In recent years, however, I watched in despair as a dramatic change swept through my field. As if all at once, organizations and colleagues with whom I’d worked for years began de-emphasizing freedom of speech and expression, and shifted focus to a new arena: fighting “disinformation.”

Long before the #TwitterFiles, and certainly before responding to a Racket call for freelancers to help “Knock Out the Mainstream Propaganda Machine,” I’d been raising concerns about the weaponization of “anti-disinformation” as a tool for censorship. For EngageMedia team members in Myanmar, Indonesia, India, or the Philippines, the new elite Western consensus of giving governments greater power to decide what could be said online was the opposite of the work we were doing.

When Malaysian and Singaporean governments introduced “fake news” laws, EngageMedia supported networks of activists campaigning against it. We ran digital security workshops for journalists and human rights advocates under threat from government attack, both virtual and physical. We developed an independent video platform to route around Big Tech censorship and supported campaigners in Thailand fighting government attempts to suppress free expression. In Asia, government interference in speech and expression was the norm. Progressive activists in search of more political freedom often looked to the West for moral and financial support. Now the West is turning against the core value of free expression, in the name of fighting disinformation.

(Snip)

More decentralized, open-source and secure platforms are needed to resist corporate, philanthropic, and government capture. There are only so many people with $44 billion dollars on hand. The challenge is generating the wide audiences that drive so many users to large platforms. Bitcoin demonstrated that such decentralized network effects are possible, but this needs to be made real in the social media field. Nostr appears to have some potential.

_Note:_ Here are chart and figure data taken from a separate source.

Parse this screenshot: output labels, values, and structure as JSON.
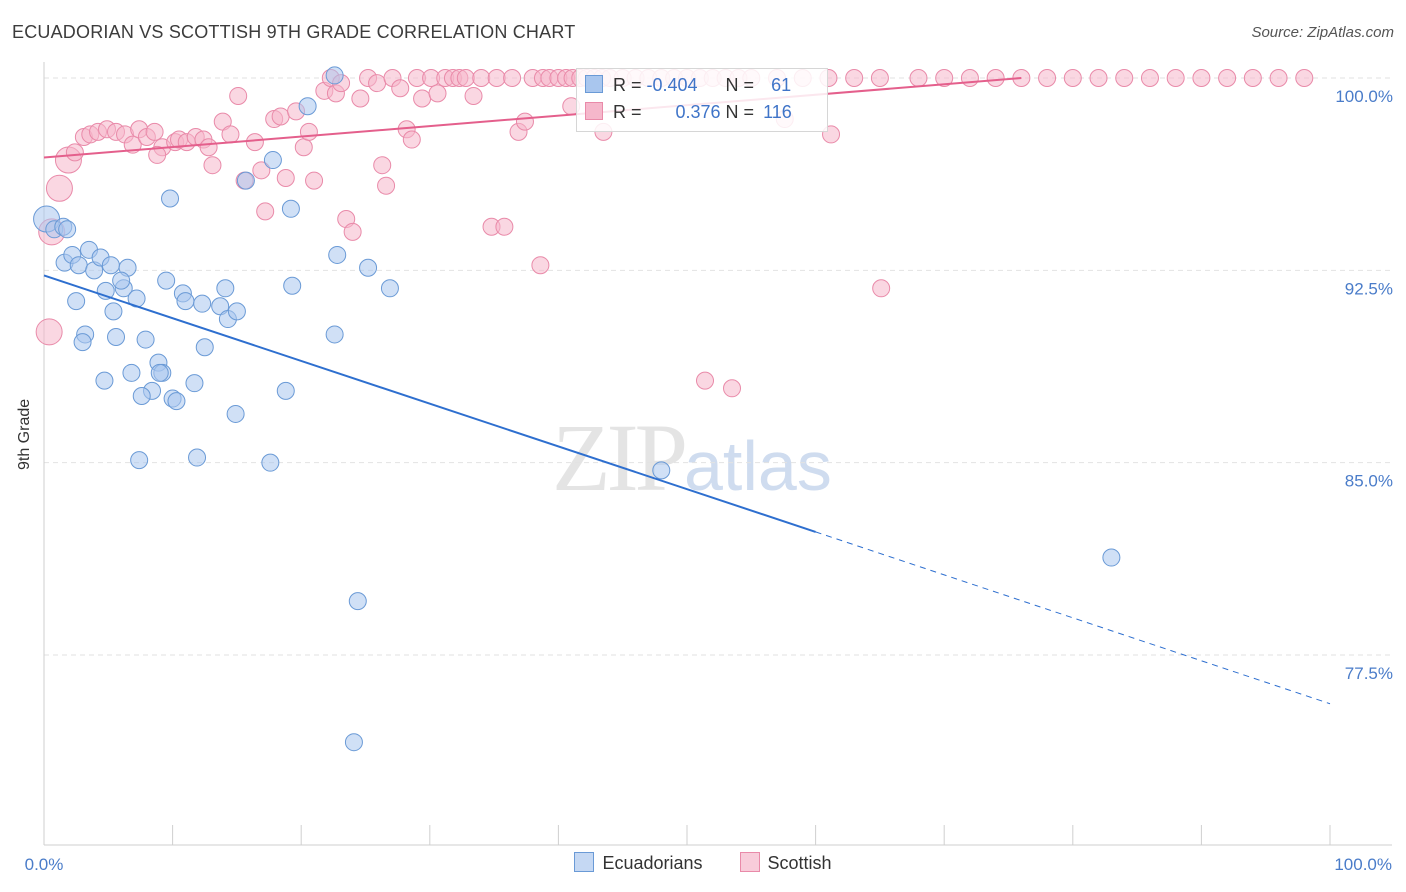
{
  "header": {
    "title": "ECUADORIAN VS SCOTTISH 9TH GRADE CORRELATION CHART",
    "source": "Source: ZipAtlas.com"
  },
  "watermark": {
    "zip": "ZIP",
    "atlas": "atlas"
  },
  "legend": {
    "r_label": "R =",
    "n_label": "N =",
    "ecuadorians": {
      "r": "-0.404",
      "n": "61"
    },
    "scottish": {
      "r": "0.376",
      "n": "116"
    }
  },
  "bottom_legend": {
    "ecuadorians": "Ecuadorians",
    "scottish": "Scottish"
  },
  "colors": {
    "blue_fill": "#a9c6ee",
    "blue_stroke": "#6a9ad6",
    "blue_line": "#2e6fcf",
    "pink_fill": "#f5b7cb",
    "pink_stroke": "#e98aa9",
    "pink_line": "#e45f8c",
    "tick_text": "#4a7cc9"
  },
  "chart_data": {
    "type": "scatter",
    "title": "ECUADORIAN VS SCOTTISH 9TH GRADE CORRELATION CHART",
    "xlabel": "",
    "ylabel": "9th Grade",
    "xlim": [
      0,
      100
    ],
    "ylim": [
      70,
      101
    ],
    "x_tick_labels": [
      "0.0%",
      "100.0%"
    ],
    "y_ticks": [
      77.5,
      85.0,
      92.5,
      100.0
    ],
    "y_tick_labels": [
      "77.5%",
      "85.0%",
      "92.5%",
      "100.0%"
    ],
    "grid": true,
    "legend_placement": "top-center",
    "series": [
      {
        "name": "Ecuadorians",
        "r": -0.404,
        "n": 61,
        "points": [
          [
            0.2,
            94.5,
            "l"
          ],
          [
            0.8,
            94.1
          ],
          [
            1.5,
            94.2
          ],
          [
            1.8,
            94.1
          ],
          [
            1.6,
            92.8
          ],
          [
            2.2,
            93.1
          ],
          [
            2.7,
            92.7
          ],
          [
            3.5,
            93.3
          ],
          [
            3.9,
            92.5
          ],
          [
            4.4,
            93.0
          ],
          [
            5.2,
            92.7
          ],
          [
            6.5,
            92.6
          ],
          [
            4.8,
            91.7
          ],
          [
            6.2,
            91.8
          ],
          [
            6.0,
            92.1
          ],
          [
            7.2,
            91.4
          ],
          [
            2.5,
            91.3
          ],
          [
            5.4,
            90.9
          ],
          [
            3.2,
            90.0
          ],
          [
            3.0,
            89.7
          ],
          [
            5.6,
            89.9
          ],
          [
            7.9,
            89.8
          ],
          [
            9.5,
            92.1
          ],
          [
            10.8,
            91.6
          ],
          [
            11.0,
            91.3
          ],
          [
            12.3,
            91.2
          ],
          [
            13.7,
            91.1
          ],
          [
            14.1,
            91.8
          ],
          [
            14.3,
            90.6
          ],
          [
            15.0,
            90.9
          ],
          [
            8.9,
            88.9
          ],
          [
            9.2,
            88.5
          ],
          [
            9.0,
            88.5
          ],
          [
            6.8,
            88.5
          ],
          [
            4.7,
            88.2
          ],
          [
            8.4,
            87.8
          ],
          [
            7.6,
            87.6
          ],
          [
            10.0,
            87.5
          ],
          [
            10.3,
            87.4
          ],
          [
            11.7,
            88.1
          ],
          [
            12.5,
            89.5
          ],
          [
            14.9,
            86.9
          ],
          [
            7.4,
            85.1
          ],
          [
            11.9,
            85.2
          ],
          [
            17.6,
            85.0
          ],
          [
            18.8,
            87.8
          ],
          [
            19.3,
            91.9
          ],
          [
            22.8,
            93.1
          ],
          [
            22.6,
            90.0
          ],
          [
            25.2,
            92.6
          ],
          [
            26.9,
            91.8
          ],
          [
            9.8,
            95.3
          ],
          [
            19.2,
            94.9
          ],
          [
            17.8,
            96.8
          ],
          [
            15.7,
            96.0
          ],
          [
            22.6,
            100.1
          ],
          [
            48.0,
            84.7
          ],
          [
            83.0,
            81.3
          ],
          [
            24.4,
            79.6
          ],
          [
            24.1,
            74.1
          ],
          [
            20.5,
            98.9
          ]
        ]
      },
      {
        "name": "Scottish",
        "r": 0.376,
        "n": 116,
        "points": [
          [
            0.4,
            90.1,
            "l"
          ],
          [
            0.6,
            94.0,
            "l"
          ],
          [
            1.2,
            95.7,
            "l"
          ],
          [
            1.9,
            96.8,
            "l"
          ],
          [
            2.4,
            97.1
          ],
          [
            3.1,
            97.7
          ],
          [
            3.6,
            97.8
          ],
          [
            4.2,
            97.9
          ],
          [
            4.9,
            98.0
          ],
          [
            5.6,
            97.9
          ],
          [
            6.3,
            97.8
          ],
          [
            6.9,
            97.4
          ],
          [
            7.4,
            98.0
          ],
          [
            8.0,
            97.7
          ],
          [
            8.6,
            97.9
          ],
          [
            9.2,
            97.3
          ],
          [
            8.8,
            97.0
          ],
          [
            10.2,
            97.5
          ],
          [
            10.5,
            97.6
          ],
          [
            11.1,
            97.5
          ],
          [
            11.8,
            97.7
          ],
          [
            12.4,
            97.6
          ],
          [
            12.8,
            97.3
          ],
          [
            13.1,
            96.6
          ],
          [
            13.9,
            98.3
          ],
          [
            14.5,
            97.8
          ],
          [
            15.1,
            99.3
          ],
          [
            15.6,
            96.0
          ],
          [
            16.4,
            97.5
          ],
          [
            16.9,
            96.4
          ],
          [
            17.2,
            94.8
          ],
          [
            17.9,
            98.4
          ],
          [
            18.4,
            98.5
          ],
          [
            18.8,
            96.1
          ],
          [
            19.6,
            98.7
          ],
          [
            20.2,
            97.3
          ],
          [
            20.6,
            97.9
          ],
          [
            21.0,
            96.0
          ],
          [
            21.8,
            99.5
          ],
          [
            22.3,
            100.0
          ],
          [
            22.7,
            99.4
          ],
          [
            23.1,
            99.8
          ],
          [
            23.5,
            94.5
          ],
          [
            24.0,
            94.0
          ],
          [
            24.6,
            99.2
          ],
          [
            25.2,
            100.0
          ],
          [
            25.9,
            99.8
          ],
          [
            26.3,
            96.6
          ],
          [
            26.6,
            95.8
          ],
          [
            27.1,
            100.0
          ],
          [
            27.7,
            99.6
          ],
          [
            28.2,
            98.0
          ],
          [
            28.6,
            97.6
          ],
          [
            29.0,
            100.0
          ],
          [
            29.4,
            99.2
          ],
          [
            30.1,
            100.0
          ],
          [
            30.6,
            99.4
          ],
          [
            31.2,
            100.0
          ],
          [
            31.8,
            100.0
          ],
          [
            32.3,
            100.0
          ],
          [
            32.8,
            100.0
          ],
          [
            33.4,
            99.3
          ],
          [
            34.0,
            100.0
          ],
          [
            34.8,
            94.2
          ],
          [
            35.2,
            100.0
          ],
          [
            35.8,
            94.2
          ],
          [
            36.4,
            100.0
          ],
          [
            36.9,
            97.9
          ],
          [
            37.4,
            98.3
          ],
          [
            38.0,
            100.0
          ],
          [
            38.8,
            100.0
          ],
          [
            39.3,
            100.0
          ],
          [
            40.0,
            100.0
          ],
          [
            40.6,
            100.0
          ],
          [
            41.1,
            100.0
          ],
          [
            41.7,
            100.0
          ],
          [
            42.2,
            100.0
          ],
          [
            42.8,
            100.0
          ],
          [
            43.4,
            100.0
          ],
          [
            44.0,
            100.0
          ],
          [
            45.0,
            100.0
          ],
          [
            46.0,
            100.0
          ],
          [
            47.0,
            100.0
          ],
          [
            48.0,
            100.0
          ],
          [
            49.0,
            100.0
          ],
          [
            50.0,
            100.0
          ],
          [
            51.0,
            100.0
          ],
          [
            52.0,
            100.0
          ],
          [
            53.0,
            100.0
          ],
          [
            54.0,
            100.0
          ],
          [
            55.0,
            100.0
          ],
          [
            57.0,
            100.0
          ],
          [
            59.0,
            100.0
          ],
          [
            61.0,
            100.0
          ],
          [
            63.0,
            100.0
          ],
          [
            65.0,
            100.0
          ],
          [
            68.0,
            100.0
          ],
          [
            70.0,
            100.0
          ],
          [
            72.0,
            100.0
          ],
          [
            74.0,
            100.0
          ],
          [
            76.0,
            100.0
          ],
          [
            78.0,
            100.0
          ],
          [
            80.0,
            100.0
          ],
          [
            82.0,
            100.0
          ],
          [
            84.0,
            100.0
          ],
          [
            86.0,
            100.0
          ],
          [
            88.0,
            100.0
          ],
          [
            90.0,
            100.0
          ],
          [
            92.0,
            100.0
          ],
          [
            94.0,
            100.0
          ],
          [
            96.0,
            100.0
          ],
          [
            98.0,
            100.0
          ],
          [
            38.6,
            92.7
          ],
          [
            41.0,
            98.9
          ],
          [
            43.5,
            97.9
          ],
          [
            51.4,
            88.2
          ],
          [
            53.5,
            87.9
          ],
          [
            57.6,
            98.4
          ],
          [
            61.2,
            97.8
          ],
          [
            65.1,
            91.8
          ]
        ]
      }
    ],
    "trend_lines": [
      {
        "series": "Ecuadorians",
        "x0": 0,
        "y0": 92.3,
        "x1": 60,
        "y1": 82.3,
        "dashed_to_x": 100,
        "dashed_to_y": 75.6
      },
      {
        "series": "Scottish",
        "x0": 0,
        "y0": 96.9,
        "x1": 76,
        "y1": 100.0
      }
    ]
  }
}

The even bigger problem is a culture that supports widespread censorship, particularly among its previous guardians, progressives, liberals and the left. Free speech has become a dirty word for the very people who once led the free speech movement. Changing that is a long-term project that requires demonstrating how free speech is primarily there to protect the powerless, not the powerful. For example, the Virality Project’s censorship of true stories of vaccine injury left us to the predation of BigPharma, making us less safe. More free speech would have resulted in a better informed and better protected society.

Most important is to return to strong principles of free expression, including for ideas we dislike. The shoe will one day again be on the other foot. When that day comes free speech will not be the enemy of liberals and progressives, it will be the best possible protection against the abuse of power.

Rough edges are the price we pay for a free society.